By Eboni Killian, 2021 President of Women’s Council of REALTORS® Atlanta Network
Can you believe we are already halfway through 2021? As I begin to reflect, I realize that we are still amid a global pandemic that has lasted over a year and a half and that required our entire industry to pivot and adjust the way we all were accustomed to doing business. We have also been forced to deal with the diversity issues that plague our country.
Those of us who had not yet embraced technology within our real estate business have had to shorten the learning curve and immediately become tech savvy. We’ve also experienced a major shift when it comes to diversity and inclusion.
Technology has quickly emerged, and it is consistently shaping the future of real estate. The pandemic has expedited the need for technology within our industry. Something that would normally happen over an extended period of time has become a necessity just to survive and stay relevant. Not only is technology changing the way real estate agents sell homes, it is also changing the way agents market themselves. This has caused the agent-buyer and agent-seller interactions to change significantly.
Just a little over a year ago today, our nation witnessed and mourned the senseless murder of George Floyd, an African American 46-year-old male who lost his life at the hands of a white police officer in Minneapolis. This incident, like so many others that were all too familiar, reaffirmed once again the harsh truth that racism and bigotry still are very prevalent in our nation today. It also reconfirmed the necessity to create more inclusive and diverse communities that recognize and value people of all walks of life. In the words of Chancellor Gary May of the University of California, Davis, days after the death of George Floyd, “Inclusion, like social justice, doesn’t come easily. It requires a collective effort. It requires each one of us working to make a difference.” It was far time that we turn our allyship into action. And that is just what the real estate industry did.
The National Association of REALTORS® (NAR) has actively promoted their leading with diversity workshops, created diversity and inclusions grants available to local associations, and challenged all REALTOR® members to take the Fairhaven and Implicit Bias training programs.
The Georgia Association of REALTORS® instituted a Diversity, Equity, and Inclusion Task Force to evaluate and implement a long-term strategic plan to manage, integrate and sustain efforts to promote diversity, equity and inclusion within Georgia REALTORS®.
The Atlanta REALTORS® Association (ARA) formed a Diversity and Inclusion Advisory Council to be a listening body for its members. The council also continually reviews the Association for systemic racism and discrimination. These are some of the issues that hold back and discourage diverse leadership and membership. They also recommend diversity and inclusion opportunities that initiate, foster and ensure equal opportunities throughout the Association.
The Women’s Council of REALTORS® — where many REALTORS®, including past leaders of NAR, start their leadership journey — and several state and local REALTORS® association leaders have made diversity and inclusion a priority. The Women’s Council of REALTORS® is actively recruiting a more diverse membership to cultivate leaders so that we continue to play an active role in leading with diversity and inclusion on the local, state and national levels.
I am a proud member of ARA. I serve on the Diversity and Inclusion Advisory Council at ARA. I also serve on the Housing Opportunity and Diversity Committee at GAR. I, along with many of my colleagues, am taking a stand on diversity and inclusion. We invite you to join us as we turn allyship into action. When everyone is included, we all win. Being able to listen as well as celebrate that which is both common and different, only then do we become wiser, more inclusive and better as an industry. Atlanta REALTORS® is leading with diversity and inclusion for our industry, as well as our communities.

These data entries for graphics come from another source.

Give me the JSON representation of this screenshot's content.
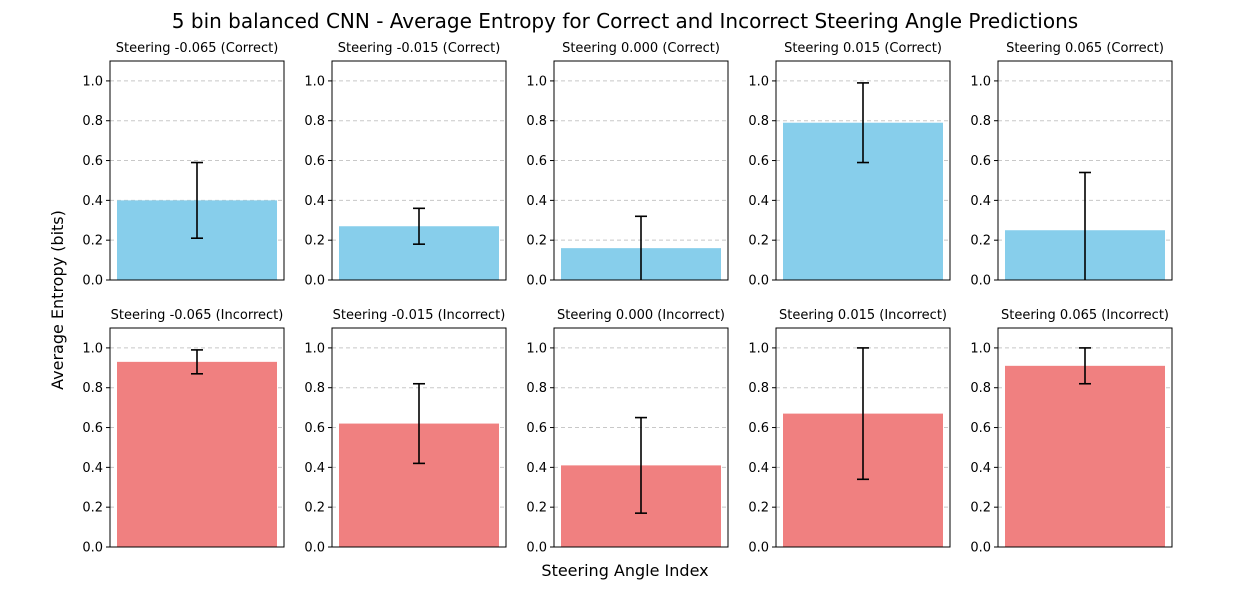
{
  "figure": {
    "title": "5 bin balanced CNN - Average Entropy for Correct and Incorrect Steering Angle Predictions",
    "xlabel": "Steering Angle Index",
    "ylabel": "Average Entropy (bits)"
  },
  "chart_data": [
    {
      "type": "bar",
      "title": "Steering -0.065 (Correct)",
      "values": [
        0.4
      ],
      "error": [
        0.19
      ],
      "color": "#87ceeb",
      "ylim": [
        0,
        1.1
      ],
      "yticks": [
        "0.0",
        "0.2",
        "0.4",
        "0.6",
        "0.8",
        "1.0"
      ],
      "grid": "y"
    },
    {
      "type": "bar",
      "title": "Steering -0.015 (Correct)",
      "values": [
        0.27
      ],
      "error": [
        0.09
      ],
      "color": "#87ceeb",
      "ylim": [
        0,
        1.1
      ],
      "yticks": [
        "0.0",
        "0.2",
        "0.4",
        "0.6",
        "0.8",
        "1.0"
      ],
      "grid": "y"
    },
    {
      "type": "bar",
      "title": "Steering 0.000 (Correct)",
      "values": [
        0.16
      ],
      "error": [
        0.16
      ],
      "color": "#87ceeb",
      "ylim": [
        0,
        1.1
      ],
      "yticks": [
        "0.0",
        "0.2",
        "0.4",
        "0.6",
        "0.8",
        "1.0"
      ],
      "grid": "y"
    },
    {
      "type": "bar",
      "title": "Steering 0.015 (Correct)",
      "values": [
        0.79
      ],
      "error": [
        0.2
      ],
      "color": "#87ceeb",
      "ylim": [
        0,
        1.1
      ],
      "yticks": [
        "0.0",
        "0.2",
        "0.4",
        "0.6",
        "0.8",
        "1.0"
      ],
      "grid": "y"
    },
    {
      "type": "bar",
      "title": "Steering 0.065 (Correct)",
      "values": [
        0.25
      ],
      "error": [
        0.29
      ],
      "color": "#87ceeb",
      "ylim": [
        0,
        1.1
      ],
      "yticks": [
        "0.0",
        "0.2",
        "0.4",
        "0.6",
        "0.8",
        "1.0"
      ],
      "grid": "y"
    },
    {
      "type": "bar",
      "title": "Steering -0.065 (Incorrect)",
      "values": [
        0.93
      ],
      "error": [
        0.06
      ],
      "color": "#f08080",
      "ylim": [
        0,
        1.1
      ],
      "yticks": [
        "0.0",
        "0.2",
        "0.4",
        "0.6",
        "0.8",
        "1.0"
      ],
      "grid": "y"
    },
    {
      "type": "bar",
      "title": "Steering -0.015 (Incorrect)",
      "values": [
        0.62
      ],
      "error": [
        0.2
      ],
      "color": "#f08080",
      "ylim": [
        0,
        1.1
      ],
      "yticks": [
        "0.0",
        "0.2",
        "0.4",
        "0.6",
        "0.8",
        "1.0"
      ],
      "grid": "y"
    },
    {
      "type": "bar",
      "title": "Steering 0.000 (Incorrect)",
      "values": [
        0.41
      ],
      "error": [
        0.24
      ],
      "color": "#f08080",
      "ylim": [
        0,
        1.1
      ],
      "yticks": [
        "0.0",
        "0.2",
        "0.4",
        "0.6",
        "0.8",
        "1.0"
      ],
      "grid": "y"
    },
    {
      "type": "bar",
      "title": "Steering 0.015 (Incorrect)",
      "values": [
        0.67
      ],
      "error": [
        0.33
      ],
      "color": "#f08080",
      "ylim": [
        0,
        1.1
      ],
      "yticks": [
        "0.0",
        "0.2",
        "0.4",
        "0.6",
        "0.8",
        "1.0"
      ],
      "grid": "y"
    },
    {
      "type": "bar",
      "title": "Steering 0.065 (Incorrect)",
      "values": [
        0.91
      ],
      "error": [
        0.09
      ],
      "color": "#f08080",
      "ylim": [
        0,
        1.1
      ],
      "yticks": [
        "0.0",
        "0.2",
        "0.4",
        "0.6",
        "0.8",
        "1.0"
      ],
      "grid": "y"
    }
  ]
}
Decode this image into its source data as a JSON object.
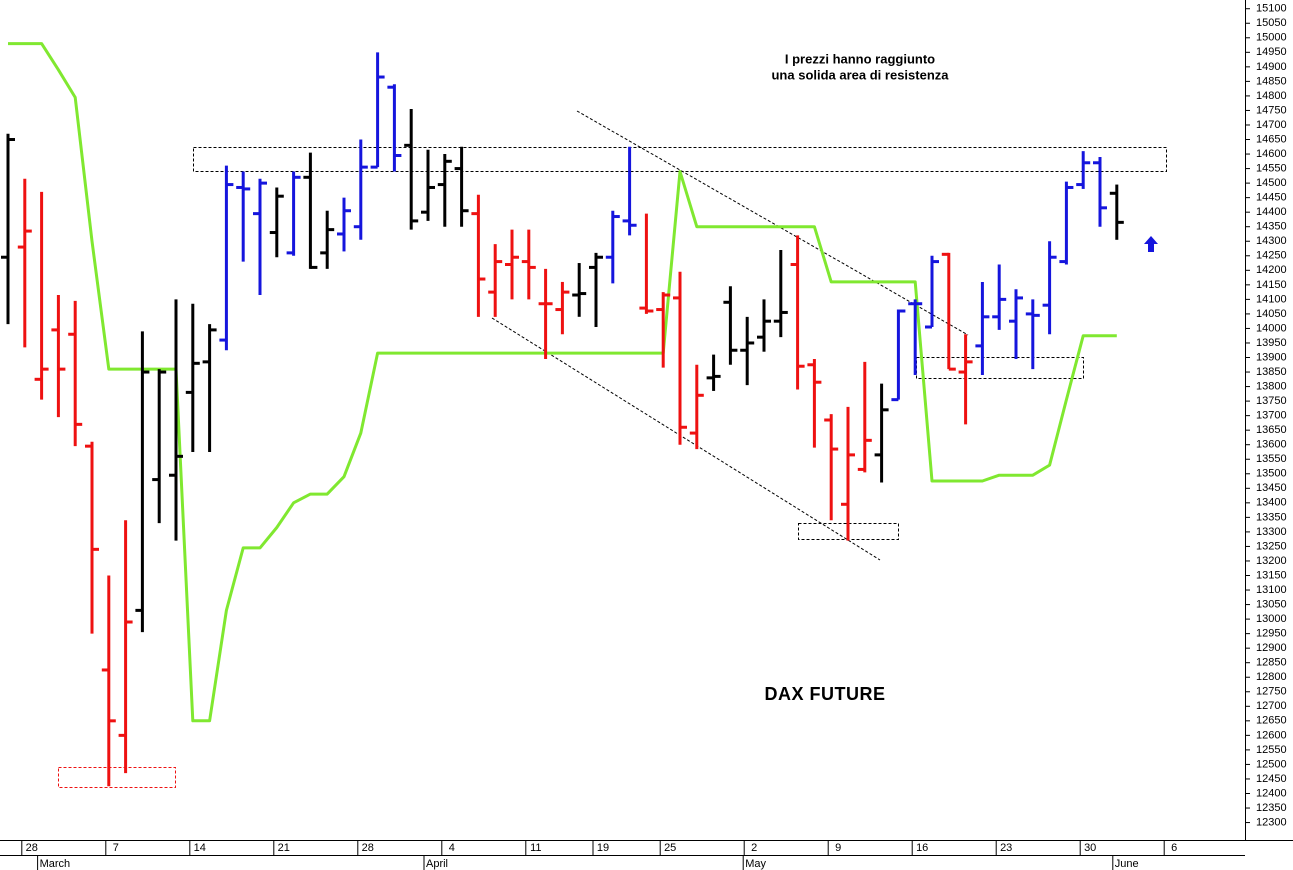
{
  "chart_data": {
    "type": "ohlc",
    "title": "DAX FUTURE",
    "annotation": [
      "I prezzi hanno raggiunto",
      "una solida area di resistenza"
    ],
    "categories": [
      null,
      "28",
      null,
      null,
      null,
      null,
      "7",
      null,
      null,
      null,
      null,
      "14",
      null,
      null,
      null,
      null,
      "21",
      null,
      null,
      null,
      null,
      "28",
      null,
      null,
      null,
      null,
      "4",
      null,
      null,
      null,
      null,
      "11",
      null,
      null,
      null,
      "19",
      null,
      null,
      null,
      "25",
      null,
      null,
      null,
      null,
      "2",
      null,
      null,
      null,
      null,
      "9",
      null,
      null,
      null,
      null,
      "16",
      null,
      null,
      null,
      null,
      "23",
      null,
      null,
      null,
      null,
      "30",
      null,
      null,
      null,
      null,
      "6"
    ],
    "months": [
      null,
      null,
      "March",
      null,
      null,
      null,
      null,
      null,
      null,
      null,
      null,
      null,
      null,
      null,
      null,
      null,
      null,
      null,
      null,
      null,
      null,
      null,
      null,
      null,
      null,
      "April",
      null,
      null,
      null,
      null,
      null,
      null,
      null,
      null,
      null,
      null,
      null,
      null,
      null,
      null,
      null,
      null,
      null,
      null,
      "May",
      null,
      null,
      null,
      null,
      null,
      null,
      null,
      null,
      null,
      null,
      null,
      null,
      null,
      null,
      null,
      null,
      null,
      null,
      null,
      null,
      null,
      "June",
      null,
      null,
      null
    ],
    "open": [
      14245,
      14280,
      13825,
      13995,
      13980,
      13595,
      12825,
      12600,
      13030,
      13480,
      13495,
      13780,
      13885,
      13960,
      14485,
      14395,
      14330,
      14260,
      14520,
      14260,
      14325,
      14350,
      14555,
      14830,
      14630,
      14400,
      14495,
      14550,
      14395,
      14125,
      14220,
      14230,
      14085,
      14065,
      14115,
      14210,
      14245,
      14370,
      14070,
      14065,
      14105,
      13640,
      13830,
      14090,
      13925,
      13970,
      14025,
      14220,
      13875,
      13685,
      13395,
      13515,
      13565,
      13755,
      14085,
      14005,
      14255,
      13850,
      13940,
      14040,
      14025,
      14050,
      14080,
      14230,
      14495,
      14570,
      14465,
      null,
      null,
      null
    ],
    "high": [
      14670,
      14515,
      14470,
      14115,
      14095,
      13610,
      13150,
      13340,
      13990,
      13860,
      14100,
      14085,
      14015,
      14560,
      14540,
      14515,
      14485,
      14540,
      14605,
      14405,
      14450,
      14650,
      14950,
      14840,
      14755,
      14615,
      14600,
      14625,
      14460,
      14290,
      14340,
      14340,
      14205,
      14160,
      14225,
      14260,
      14405,
      14625,
      14395,
      14125,
      14195,
      13875,
      13910,
      14145,
      14040,
      14100,
      14270,
      14320,
      13895,
      13705,
      13730,
      13885,
      13810,
      14065,
      14100,
      14250,
      14260,
      13980,
      14160,
      14220,
      14135,
      14100,
      14300,
      14505,
      14610,
      14590,
      14495,
      null,
      null,
      null
    ],
    "low": [
      14015,
      13935,
      13755,
      13695,
      13595,
      12950,
      12425,
      12470,
      12955,
      13330,
      13270,
      13575,
      13575,
      13925,
      14230,
      14115,
      14245,
      14250,
      14205,
      14205,
      14265,
      14305,
      14555,
      14540,
      14340,
      14370,
      14350,
      14350,
      14040,
      14040,
      14100,
      14100,
      13895,
      13980,
      14040,
      14005,
      14155,
      14320,
      14050,
      13865,
      13600,
      13585,
      13785,
      13875,
      13805,
      13920,
      13970,
      13790,
      13590,
      13340,
      13270,
      13505,
      13470,
      13755,
      13840,
      14005,
      13860,
      13670,
      13840,
      13995,
      13895,
      13860,
      13980,
      14220,
      14480,
      14350,
      14305,
      null,
      null,
      null
    ],
    "close": [
      14650,
      14335,
      13860,
      13860,
      13670,
      13240,
      12650,
      12990,
      13850,
      13850,
      13560,
      13880,
      13995,
      14495,
      14480,
      14500,
      14455,
      14520,
      14210,
      14340,
      14405,
      14555,
      14865,
      14595,
      14370,
      14485,
      14575,
      14405,
      14170,
      14230,
      14245,
      14210,
      14085,
      14125,
      14120,
      14245,
      14385,
      14355,
      14060,
      14115,
      13660,
      13770,
      13835,
      13925,
      13950,
      14025,
      14055,
      13870,
      13815,
      13585,
      13565,
      13615,
      13720,
      14060,
      14085,
      14230,
      13860,
      13885,
      14040,
      14100,
      14105,
      14045,
      14245,
      14485,
      14570,
      14415,
      14365,
      null,
      null,
      null
    ],
    "colors": [
      "#000000",
      "#ee1111",
      "#ee1111",
      "#ee1111",
      "#ee1111",
      "#ee1111",
      "#ee1111",
      "#ee1111",
      "#000000",
      "#000000",
      "#000000",
      "#000000",
      "#000000",
      "#1515dd",
      "#1515dd",
      "#1515dd",
      "#000000",
      "#1515dd",
      "#000000",
      "#000000",
      "#1515dd",
      "#1515dd",
      "#1515dd",
      "#1515dd",
      "#000000",
      "#000000",
      "#000000",
      "#000000",
      "#ee1111",
      "#ee1111",
      "#ee1111",
      "#ee1111",
      "#ee1111",
      "#ee1111",
      "#000000",
      "#000000",
      "#1515dd",
      "#1515dd",
      "#ee1111",
      "#ee1111",
      "#ee1111",
      "#ee1111",
      "#000000",
      "#000000",
      "#000000",
      "#000000",
      "#000000",
      "#ee1111",
      "#ee1111",
      "#ee1111",
      "#ee1111",
      "#ee1111",
      "#000000",
      "#1515dd",
      "#1515dd",
      "#1515dd",
      "#ee1111",
      "#ee1111",
      "#1515dd",
      "#1515dd",
      "#1515dd",
      "#1515dd",
      "#1515dd",
      "#1515dd",
      "#1515dd",
      "#1515dd",
      "#000000",
      null,
      null,
      null
    ],
    "line": {
      "color": "#80e830",
      "values": [
        14980,
        14980,
        14980,
        14890,
        14795,
        14300,
        13860,
        13860,
        13860,
        13860,
        13860,
        12650,
        12650,
        13030,
        13245,
        13245,
        13315,
        13400,
        13430,
        13430,
        13490,
        13640,
        13915,
        13915,
        13915,
        13915,
        13915,
        13915,
        13915,
        13915,
        13915,
        13915,
        13915,
        13915,
        13915,
        13915,
        13915,
        13915,
        13915,
        13915,
        14540,
        14350,
        14350,
        14350,
        14350,
        14350,
        14350,
        14350,
        14350,
        14160,
        14160,
        14160,
        14160,
        14160,
        14160,
        13475,
        13475,
        13475,
        13475,
        13495,
        13495,
        13495,
        13530,
        13755,
        13975,
        13975,
        13975,
        null,
        null,
        null
      ]
    },
    "ylim": [
      12240,
      15130
    ],
    "yticks": [
      12300,
      12350,
      12400,
      12450,
      12500,
      12550,
      12600,
      12650,
      12700,
      12750,
      12800,
      12850,
      12900,
      12950,
      13000,
      13050,
      13100,
      13150,
      13200,
      13250,
      13300,
      13350,
      13400,
      13450,
      13500,
      13550,
      13600,
      13650,
      13700,
      13750,
      13800,
      13850,
      13900,
      13950,
      14000,
      14050,
      14100,
      14150,
      14200,
      14250,
      14300,
      14350,
      14400,
      14450,
      14500,
      14550,
      14600,
      14650,
      14700,
      14750,
      14800,
      14850,
      14900,
      14950,
      15000,
      15050,
      15100
    ]
  }
}
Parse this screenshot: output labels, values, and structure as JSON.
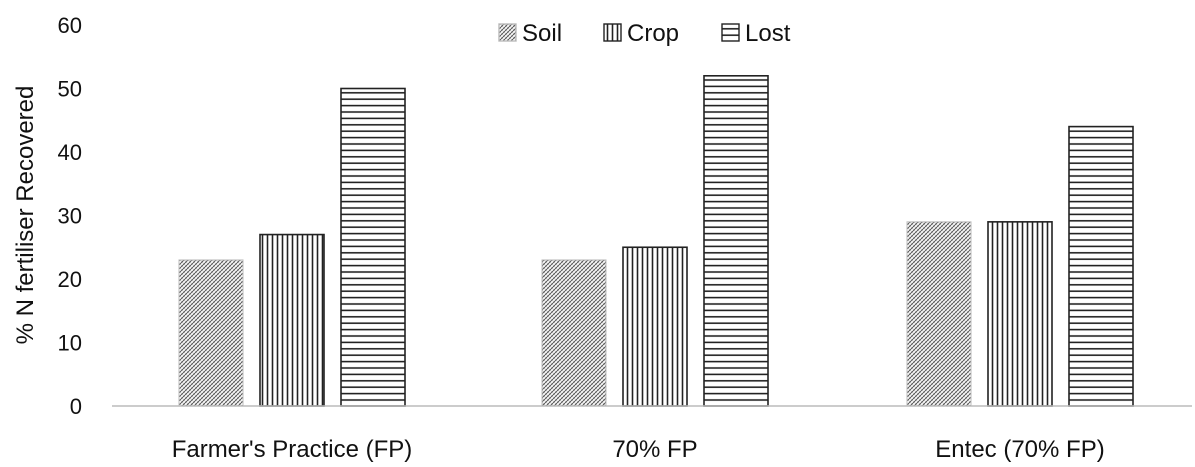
{
  "chart_data": {
    "type": "bar",
    "categories": [
      "Farmer's Practice (FP)",
      "70% FP",
      "Entec (70% FP)"
    ],
    "series": [
      {
        "name": "Soil",
        "values": [
          23,
          23,
          29
        ],
        "pattern": "crosshatch"
      },
      {
        "name": "Crop",
        "values": [
          27,
          25,
          29
        ],
        "pattern": "vertical"
      },
      {
        "name": "Lost",
        "values": [
          50,
          52,
          44
        ],
        "pattern": "horizontal"
      }
    ],
    "title": "",
    "xlabel": "",
    "ylabel": "% N fertiliser Recovered",
    "ylim": [
      0,
      60
    ],
    "yticks": [
      0,
      10,
      20,
      30,
      40,
      50,
      60
    ],
    "grid": false,
    "legend_position": "top-center",
    "colors": {
      "bar_stroke": "#222222",
      "pattern": "#333333",
      "axis": "#bbbbbb"
    }
  }
}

We have a long road ahead of us. As an industry and a community, we have to start somewhere. When it comes to technology alone, it will never replace an agent. These resources are truly a benefit of convenience that add to the human bond. However, an agent with technology will, in time, replace a real estate agent without technology. When it comes to diversity, we must continue to have the hard conversations, be willing to listen and learn from each other, and demand change.